Considering recent developments and Venezuela’s escalating aggression towards Guyana’s territory, Vice President Dr. Bharrat Jagdeo has expressed the government’s openness to dialogue on various issues. However, he firmly stated that Guyana will not re-enter bilateral negotiations to resolve the decades-old territorial controversy as the border issue was settled.

Speaking on Kaieteur Radio on Friday (December 8, 2023) evening, Dr. Jagdeo acknowledged Venezuela’s attempts to revive bilateral talks for a solution to the border issue but reiterated Guyana’s unwavering stance that a definitive and binding resolution can only be obtained through the International Court of Justice (ICJ).

Vice President, Dr. Bharrat Jagdeo

“We are open to dialogue with Venezuela. However, our red line is the ICJ process. Venezuela is trying to take the resolution of the border controversy back to the bilateral level,” the Vice President said.

He made it explicitly clear that the ongoing ICJ proceedings are non-negotiable and must remain separate from any dialogue.

“The long process that we explored at the bilateral level to have this matter resolved for over 50 years through mixed commissions and acting under the auspices of the good offices process, the UN Secretary General’s Office and we are not going back there…”

“…they [Venezuela] are trying to say to our colleagues and to the international community that the recourse to the ICJ is not provided for by the Geneva agreement. That’s false. It was the secretary general who referred the matter to the ICJ,” the Vice President said.

The vice president explained that Prime Minister of St Vincent and the Grenadines, Dr. Ralph Gonsalves is the President of the Community of Latin American and Caribbean States (CELAC) and if talks are organised through that mechanism Guyana will participate in them.  “We’re inclined to participate in talks barring those issues, once those are properly organised and we don’t have a problem with a Brazilian and a CARICOM presence at those talks.”

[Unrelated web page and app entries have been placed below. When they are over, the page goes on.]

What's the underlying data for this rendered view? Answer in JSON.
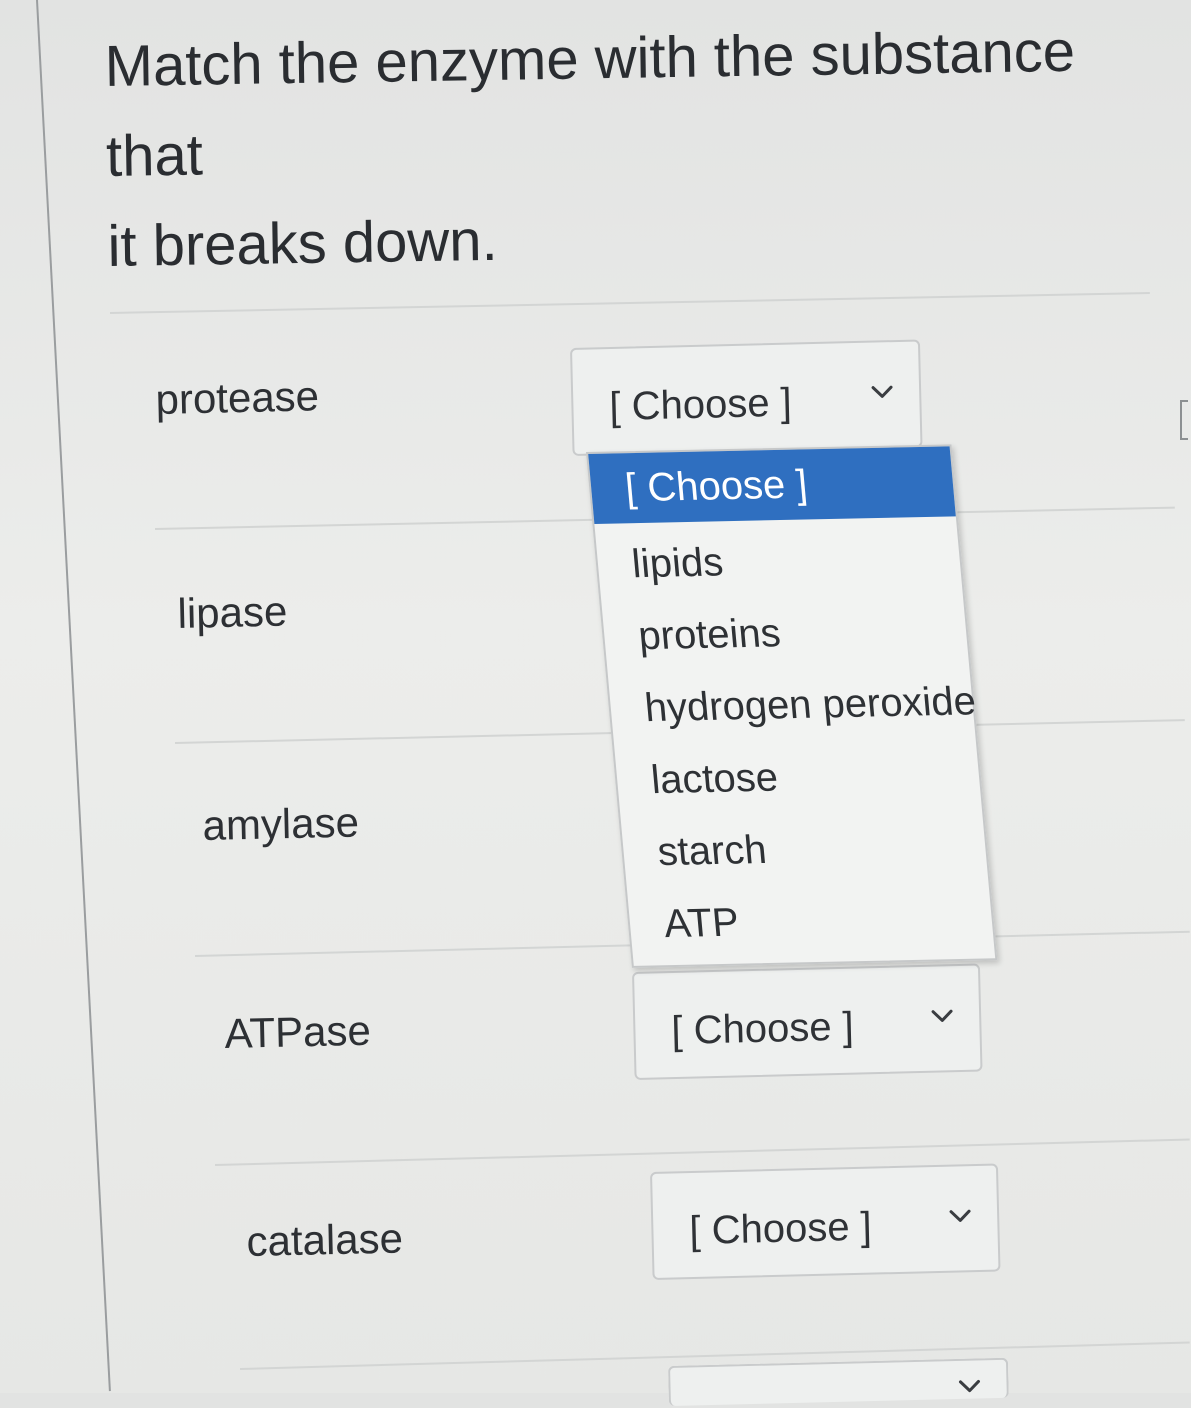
{
  "question": {
    "line1": "Match the enzyme with the substance that",
    "line2": "it breaks down."
  },
  "rows": [
    {
      "enzyme": "protease",
      "selected": "[ Choose ]"
    },
    {
      "enzyme": "lipase",
      "selected": "[ Choose ]"
    },
    {
      "enzyme": "amylase",
      "selected": "[ Choose ]"
    },
    {
      "enzyme": "ATPase",
      "selected": "[ Choose ]"
    },
    {
      "enzyme": "catalase",
      "selected": "[ Choose ]"
    }
  ],
  "dropdown": {
    "open_for": "protease",
    "options": [
      "[ Choose ]",
      "lipids",
      "proteins",
      "hydrogen peroxide",
      "lactose",
      "starch",
      "ATP"
    ],
    "highlighted_index": 0
  },
  "colors": {
    "highlight": "#2f6fc0",
    "text": "#2b2e31"
  },
  "icons": {
    "select_chevron": "chevron-down-icon"
  }
}
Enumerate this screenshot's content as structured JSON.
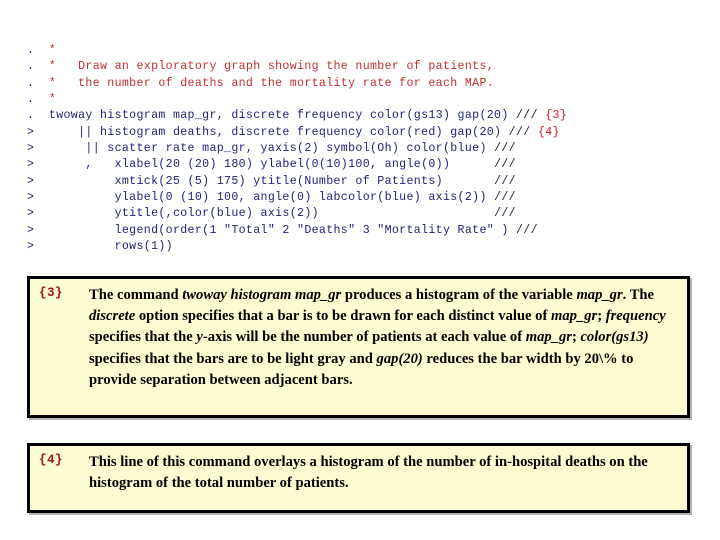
{
  "code_listing": {
    "lines": [
      {
        "prompt": ".",
        "indent": 2,
        "kind": "comment",
        "text": "*"
      },
      {
        "prompt": ".",
        "indent": 2,
        "kind": "comment",
        "text": "*   Draw an exploratory graph showing the number of patients,"
      },
      {
        "prompt": ".",
        "indent": 2,
        "kind": "comment",
        "text": "*   the number of deaths and the mortality rate for each MAP."
      },
      {
        "prompt": ".",
        "indent": 2,
        "kind": "comment",
        "text": "*"
      },
      {
        "prompt": ".",
        "indent": 2,
        "kind": "code",
        "text": "twoway histogram map_gr, discrete frequency color(gs13) gap(20)",
        "slashes": "///",
        "ref": "{3}"
      },
      {
        "prompt": ">",
        "indent": 6,
        "kind": "code",
        "text": "|| histogram deaths, discrete frequency color(red) gap(20)",
        "slashes": "///",
        "ref": "{4}"
      },
      {
        "prompt": ">",
        "indent": 7,
        "kind": "code",
        "text": "|| scatter rate map_gr, yaxis(2) symbol(Oh) color(blue)",
        "slashes": "///",
        "ref": ""
      },
      {
        "prompt": ">",
        "indent": 7,
        "kind": "code",
        "text": ",   xlabel(20 (20) 180) ylabel(0(10)100, angle(0))",
        "slashes": "///",
        "ref": ""
      },
      {
        "prompt": ">",
        "indent": 11,
        "kind": "code",
        "text": "xmtick(25 (5) 175) ytitle(Number of Patients)",
        "slashes": "///",
        "ref": ""
      },
      {
        "prompt": ">",
        "indent": 11,
        "kind": "code",
        "text": "ylabel(0 (10) 100, angle(0) labcolor(blue) axis(2))",
        "slashes": "///",
        "ref": ""
      },
      {
        "prompt": ">",
        "indent": 11,
        "kind": "code",
        "text": "ytitle(,color(blue) axis(2))",
        "slashes": "///",
        "ref": ""
      },
      {
        "prompt": ">",
        "indent": 11,
        "kind": "code",
        "text": "legend(order(1 \"Total\" 2 \"Deaths\" 3 \"Mortality Rate\" )",
        "slashes": "///",
        "ref": ""
      },
      {
        "prompt": ">",
        "indent": 11,
        "kind": "code",
        "text": "rows(1))",
        "slashes": "",
        "ref": ""
      }
    ]
  },
  "notes": [
    {
      "marker": "{3}",
      "full_text": "The command twoway histogram map_gr produces a histogram of the variable map_gr. The discrete option specifies that a bar is to be drawn for each distinct value of map_gr; frequency specifies that the y-axis will be the number of patients at each value of map_gr; color(gs13) specifies that the bars are to be light gray and gap(20) reduces the bar width by 20\\% to provide separation between adjacent bars.",
      "segments": [
        {
          "t": "The command ",
          "style": "bold"
        },
        {
          "t": "twoway histogram map_gr",
          "style": "italic"
        },
        {
          "t": " produces a histogram of the variable ",
          "style": "bold"
        },
        {
          "t": "map_gr",
          "style": "italic"
        },
        {
          "t": ". The ",
          "style": "bold"
        },
        {
          "t": "discrete",
          "style": "italic"
        },
        {
          "t": " option specifies that a bar is to be drawn for each distinct value of ",
          "style": "bold"
        },
        {
          "t": "map_gr",
          "style": "italic"
        },
        {
          "t": "; ",
          "style": "bold"
        },
        {
          "t": "frequency",
          "style": "italic"
        },
        {
          "t": " specifies that the ",
          "style": "bold"
        },
        {
          "t": "y",
          "style": "italic"
        },
        {
          "t": "-axis will be the number of patients at each value of ",
          "style": "bold"
        },
        {
          "t": "map_gr",
          "style": "italic"
        },
        {
          "t": "; ",
          "style": "bold"
        },
        {
          "t": "color(gs13)",
          "style": "italic"
        },
        {
          "t": " specifies that the bars are to be light gray and ",
          "style": "bold"
        },
        {
          "t": "gap(20)",
          "style": "italic"
        },
        {
          "t": " reduces the bar width by 20\\% to provide separation between adjacent bars.",
          "style": "bold"
        }
      ]
    },
    {
      "marker": "{4}",
      "full_text": "This line of this command overlays a histogram of the number of in-hospital deaths on the histogram of the total number of patients.",
      "segments": [
        {
          "t": "This line of this command overlays a histogram of the number of in-hospital deaths on the histogram of the total number of patients.",
          "style": "bold"
        }
      ]
    }
  ],
  "colors": {
    "comment": "#c03030",
    "code": "#1f1f7a",
    "reference": "#cc2222",
    "note_background": "#fdfbd2",
    "note_border": "#000000",
    "note_marker": "#a01818",
    "page_background": "#ffffff"
  }
}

Guyana’s border with Venezuela was legally and internationally decided over 100 years ago by a tribunal of arbitration in 1899 in what was determined then to be a “full, perfect, and final settlement”.

After 67 years, prior to Guyana’s independence, Venezuela challenged the 1899 Arbitral Award. This led to the signing of the Geneva Agreement in 1966.  Efforts over more than half-a-century, including a four-year Mixed Commission (1966-1970), a twelve-year moratorium (1970-1982), a seven-year process of consultations on a means of settlement (1983-1990), and a twenty-seven-year Good Offices Process under the UN Secretary-General’s authority (1990-2017), all failed to end the border controversy. 

After years of exhausted efforts, the matter was referred to the International Court of Justice (ICJ) by UN Secretary-General Antonio Guterres in accordance with the 1966 Geneva Agreement. This referral followed Guyana’s official filing of its case in 2018.

In December 2020, the ICJ affirmed its jurisdiction to hear the case definitively, bolstering Guyana’s confidence in a favourable ruling upholding the validity of the 1899 Arbitral Award.